Anthony Payne’s chapter ‘Statesman of the West Indies’ attempts to analyse that critical decade (1965-1975) of apprenticeship. But it misses Ramphal’s roles in dealing with the dangerous territorial controversies, geopolitical challenges and economic exigencies which plunged the young state and its foreign ministry into the deep waters of international and regional diplomacy. The frenetic shuttle diplomacy, the reams of agreements; the endeavour to reconstruct the bases for regional cooperation; the opening new avenues for trade with the socialist states and the courageous foreign policy démarches of a small state were lessons not to be easily forgotten.

Ramphal’s success in forging the Commonwealth into a powerful international organisation was achieved despite the disdain of heavyweights such as New Zealand’s Prime Minister Robert Muldoon who said that he “should stick to taking the minutes,” and of Britain’s Foreign Secretary Lord Carrington who once swore that “he would swim the Atlantic to prevent Ramphal from becoming UN Secretary General,” a post for which he was the hot favourite in the early eighties. Ramphal’s candidacy for the world’s most prestigious public office in 1981 foundered on the rocks of the petty antipathies of men like these.

The large lacuna in this book is the absence of analysis of Shridath Ramphal’s idiosyncratic art of diplomacy. That this art had its roots in, and derived its rhythm from, Guyana and the Caribbean is an inescapable truth. Although, arguably, the book’s subtitle suggests a focus on ‘The Commonwealth and the World,’ understanding Ramphal’s performance after 1975 could best be achieved by undertaking an examination of the decade after 1965 during which he learned the craft of diplomacy.
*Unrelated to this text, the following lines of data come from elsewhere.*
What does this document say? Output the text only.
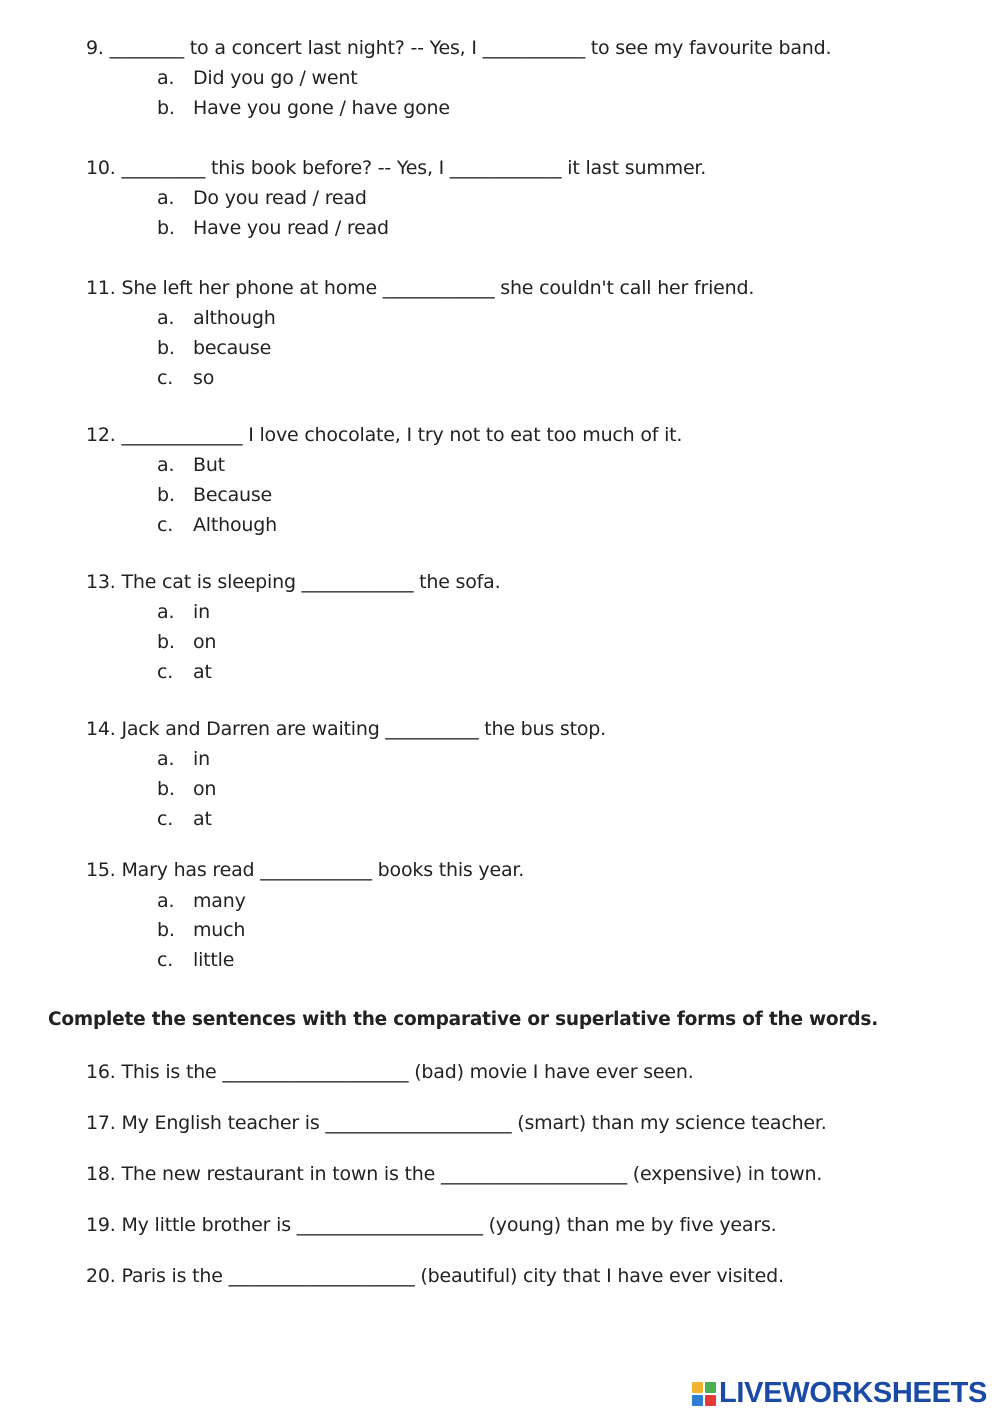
9. ________ to a concert last night? -- Yes, I ___________ to see my favourite band.
a. Did you go / went
b. Have you gone / have gone
10. _________ this book before? -- Yes, I ____________ it last summer.
a. Do you read / read
b. Have you read / read
11. She left her phone at home ____________ she couldn't call her friend.
a. although
b. because
c. so
12. _____________ I love chocolate, I try not to eat too much of it.
a. But
b. Because
c. Although
13. The cat is sleeping ____________ the sofa.
a. in
b. on
c. at
14. Jack and Darren are waiting __________ the bus stop.
a. in
b. on
c. at
15. Mary has read ____________ books this year.
a. many
b. much
c. little
Complete the sentences with the comparative or superlative forms of the words.
16. This is the ____________________ (bad) movie I have ever seen.
17. My English teacher is ____________________ (smart) than my science teacher.
18. The new restaurant in town is the ____________________ (expensive) in town.
19. My little brother is ____________________ (young) than me by five years.
20. Paris is the ____________________ (beautiful) city that I have ever visited.
LIVEWORKSHEETS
Much of that craft, many of the contacts, most of the concerns and a good measure of his consciousness of the fragility of small states’ security and economy grew out of regional, national, local and personal experiences that educated and equipped Ramphal for work in the global theatre. Guyana’s diplomacy was forged in the foundry of survival. Ramphal’s apprenticeship in statesmanship was hard but he was assisted by a talented team of extraordinary diplomats, attorneys and public servants in the Attorney General’s Chambers and the Ministry of External (later Foreign) Affairs. Missing from this book are their testimonies which, as with the photographs of the period, have been largely airbrushed from the gallery.
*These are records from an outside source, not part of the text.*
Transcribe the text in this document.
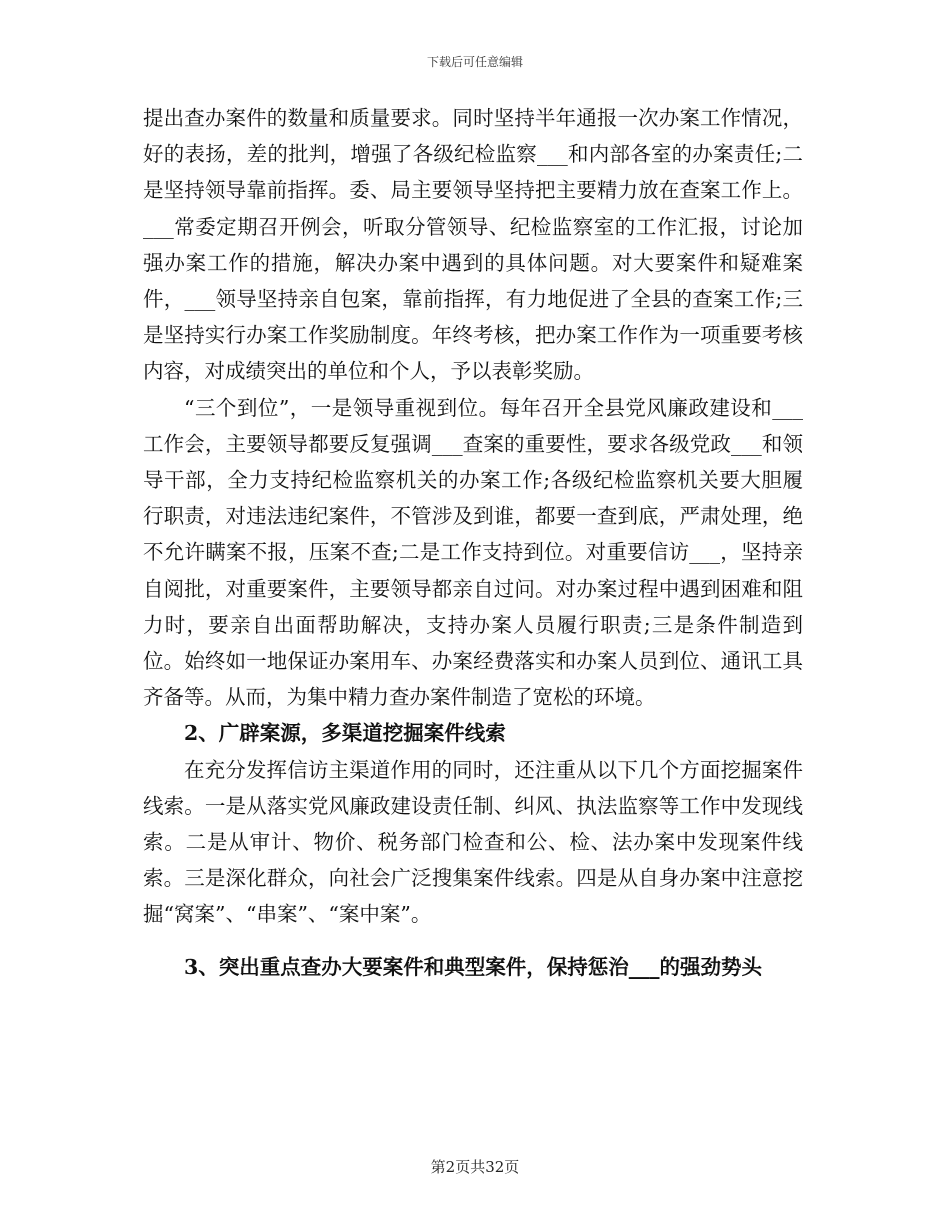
下载后可任意编辑

提出查办案件的数量和质量要求。同时坚持半年通报一次办案工作情况，好的表扬，差的批判，增强了各级纪检监察___和内部各室的办案责任;二是坚持领导靠前指挥。委、局主要领导坚持把主要精力放在查案工作上。___常委定期召开例会，听取分管领导、纪检监察室的工作汇报，讨论加强办案工作的措施，解决办案中遇到的具体问题。对大要案件和疑难案件，___领导坚持亲自包案，靠前指挥，有力地促进了全县的查案工作;三是坚持实行办案工作奖励制度。年终考核，把办案工作作为一项重要考核内容，对成绩突出的单位和个人，予以表彰奖励。

“三个到位”，一是领导重视到位。每年召开全县党风廉政建设和___工作会，主要领导都要反复强调___查案的重要性，要求各级党政___和领导干部，全力支持纪检监察机关的办案工作;各级纪检监察机关要大胆履行职责，对违法违纪案件，不管涉及到谁，都要一查到底，严肃处理，绝不允许瞒案不报，压案不查;二是工作支持到位。对重要信访___，坚持亲自阅批，对重要案件，主要领导都亲自过问。对办案过程中遇到困难和阻力时，要亲自出面帮助解决，支持办案人员履行职责;三是条件制造到位。始终如一地保证办案用车、办案经费落实和办案人员到位、通讯工具齐备等。从而，为集中精力查办案件制造了宽松的环境。

2、广辟案源，多渠道挖掘案件线索

在充分发挥信访主渠道作用的同时，还注重从以下几个方面挖掘案件线索。一是从落实党风廉政建设责任制、纠风、执法监察等工作中发现线索。二是从审计、物价、税务部门检查和公、检、法办案中发现案件线索。三是深化群众，向社会广泛搜集案件线索。四是从自身办案中注意挖掘“窝案”、“串案”、“案中案”。

3、突出重点查办大要案件和典型案件，保持惩治___的强劲势头

第2页共32页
At the heart of Ramphal’s achievement was his unique art of diplomacy to which most writers have been obliged to refer though only tangentially. Success came from his mastery of summitry. He employed devices such as the ‘Retreat Formula,’ invented by Canada’s Prime Minister Pierre Trudeau, to encourage Commonwealth leaders to meet and chat informally as a way of improving understanding and seeking solutions. He developed the technique of always being “ahead of the game by having a draft ready in [his] pocket to table at the right moment.” He cultivated a formidable network of friendly leaders who were prepared to support certain policies and positions that enabled him to appear to outmanoeuvre his opponents. He used his eloquence to convince and persuade rather than confront in his ceaseless quest for consensus in the most controversial issues. These core elements of Ramphal’s craft are mentioned but only desultorily.
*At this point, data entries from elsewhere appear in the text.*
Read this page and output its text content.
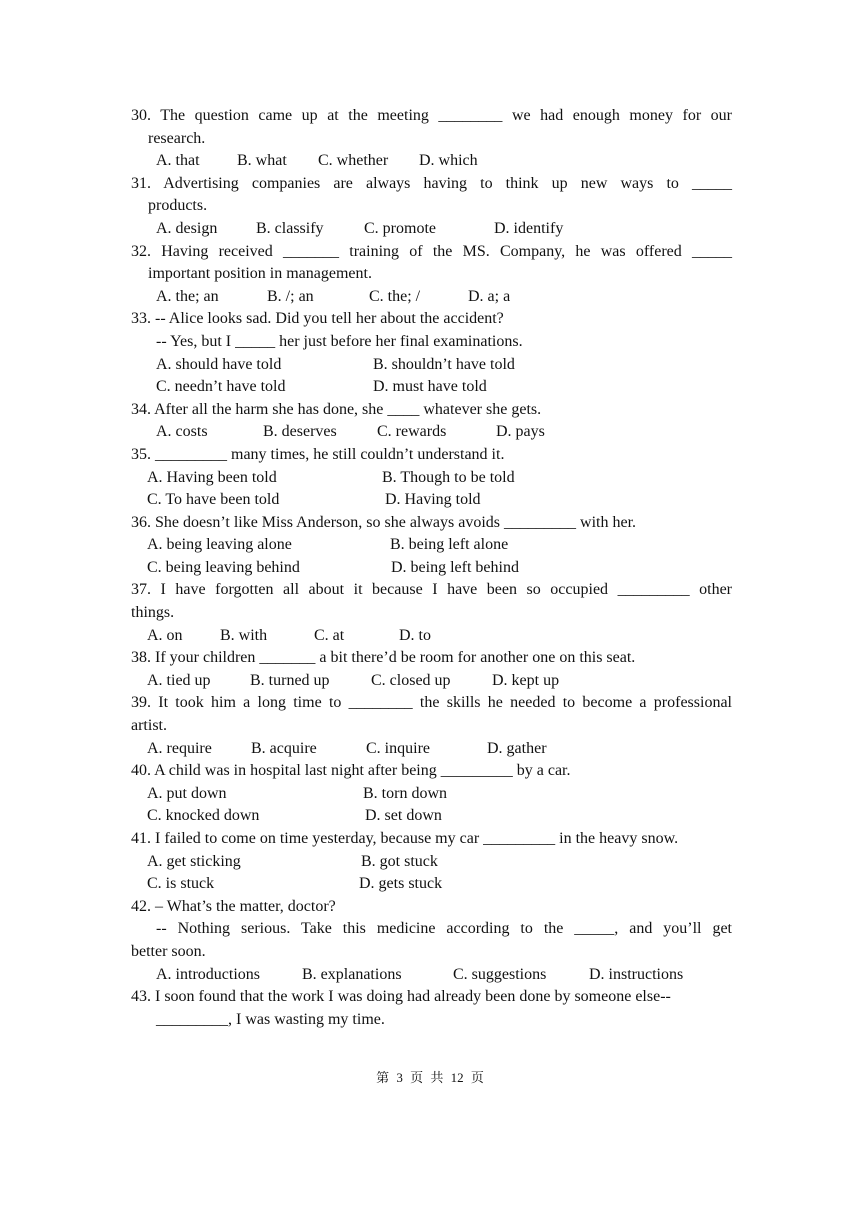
30. The question came up at the meeting ________ we had enough money for our

research.

A. that	B. what	C. whether	D. which

31. Advertising companies are always having to think up new ways to _____

products.

A. design	B. classify	C. promote	D. identify

32. Having received _______ training of the MS. Company, he was offered _____

important position in management.

A. the; an	B. /; an	C. the; /	D. a; a

33. -- Alice looks sad. Did you tell her about the accident?

-- Yes, but I _____ her just before her final examinations.

A. should have told	B. shouldn’t have told
C. needn’t have told	D. must have told

34. After all the harm she has done, she ____ whatever she gets.

A. costs	B. deserves	C. rewards	D. pays

35. _________ many times, he still couldn’t understand it.

A. Having been told	B. Though to be told
C. To have been told	D. Having told

36. She doesn’t like Miss Anderson, so she always avoids _________ with her.

A. being leaving alone	B. being left alone
C. being leaving behind	D. being left behind

37. I have forgotten all about it because I have been so occupied _________ other

things.

A. on	B. with	C. at	D. to

38. If your children _______ a bit there’d be room for another one on this seat.

A. tied up	B. turned up	C. closed up	D. kept up

39. It took him a long time to ________ the skills he needed to become a professional

artist.

A. require	B. acquire	C. inquire	D. gather

40. A child was in hospital last night after being _________ by a car.

A. put down	B. torn down
C. knocked down	D. set down

41. I failed to come on time yesterday, because my car _________ in the heavy snow.

A. get sticking	B. got stuck
C. is stuck	D. gets stuck

42. – What’s the matter, doctor?

-- Nothing serious. Take this medicine according to the _____, and you’ll get

better soon.

A. introductions	B. explanations	C. suggestions	D. instructions

43. I soon found that the work I was doing had already been done by someone else--

_________, I was wasting my time.

第 3 页 共 12 页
Despite these shortcomings, Bourne’s ambitious opus has attempted to touch on a wide range of topics which no person has written about in a holistic manner. There is much to admire and learn from the inspiring art of diplomacy that sprang from a remarkable statesman from a small Caribbean state. In this regard, this book has pointed to the direction for much more research into Shridath Ramphal’s life and times. That would truly be a lasting contribution to contemporary history, but that must be another book.